We thank the reviewers for their detailed reports. From the comments we realized that there is an important point which is perhaps not immediately apparent in the paper, namely the historical context for this work. We detail this below and we hope it will help convince the reviewers of the significance of our results.$
Historical context.
In the 70s to 90s, the field of optimization largely focused on second order methods, such as interior point, cutting plane, or Newton. Nowadays, especially in machine learning, the community has switched to first order methods, primarily because of the beliefs that methods from the 70s-90s are not applicable to large-scale problems because the cost of solving linear systems is prohibitively large. The key message of this paper is that this not the case, and in fact those older methods can be used with a cost of nk+k^3 for the k^th iteration, instead of the prohibitive (and naïve) n^3. Our paper (and especially our numerical experiments) can be viewed as an invitation to the machine learning community to rethink the applicability of second order methods.
Reviewer_5:
We have added a proof of Claim 1 in the online version of this paper. The proof is basically same as the standard gradient descent proof and cutting plane method proof. However please note that we deliberately did not include this proof in the first submission as this result is not the main point of the paper. While we agree with you that theoretical guarantees are important, we hope you will also agree that there is room for more applied work at ICML. Such papers should be evaluated on the new insights that they provide, as well as the experimental results. Finally, we believe that the fact that this work leads to many new open problems should be viewed as a positive point for the paper.
Reviewer_6:
Our implementation of BFGS uses exact line search and it is known that this is equivalent to CG. For example, see the first lemma in "A Relationship between the BFGS and Conjugate Gradient Algorithms and its Implications for New Algorithms". That is the reason we write that CG, BFGS, BFGS+ are "optimal". Also note that we have added a proof of Claim 1 in the online version of the paper.
Reviewer_2:
Thanks a lot for your comments, they will greatly help to improve the paper! Here are detailed answers to a subset of the remarks:
130: Yes, x is in R^m. Thanks.
205-207: That is true when fval <= f(x).
245: You’re right it is y_i.
250: In fact this is a simple one-dimensional problem which we solve by binary search (namely keep decreasing alpha by constant factor until it is non-empty).

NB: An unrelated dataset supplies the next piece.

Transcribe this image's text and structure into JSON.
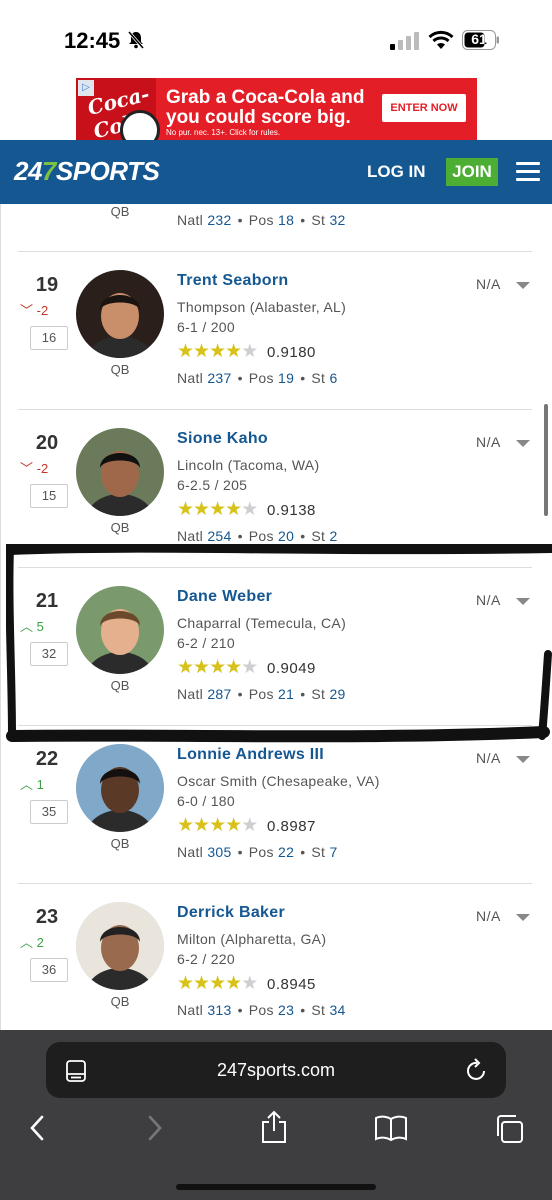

254: Whole line (as indicated in the equation).
307: We only wrote down the formula so that one can implement our algorithm without redoing the calculation. We checked it by numerical differentiation, and also note that the fact that our algorithm converges gives an evidence this is correct.
321: Yes, D = diag(d).
338: This comes from an appropriate (and simple) grouping of the terms.
348: It is a typo, thank you.
396: We believe that the algorithm you refer to only stores a weighted sum of previous gradients. Therefore, that algorithm still takes O(n) space instead of O(nk) space.
440: The geometric oracle is a typo, it should be geometric politician.
491: It is not entirely obvious, but it is an easy extension of original proof by Nesterov.
532: The formula is correct. b_i are labels of the sample.
598: You are right. In fact we do this out of fairness to the other methods, indeed if we make the function truly non-smooth then all algorithms except ours will fail.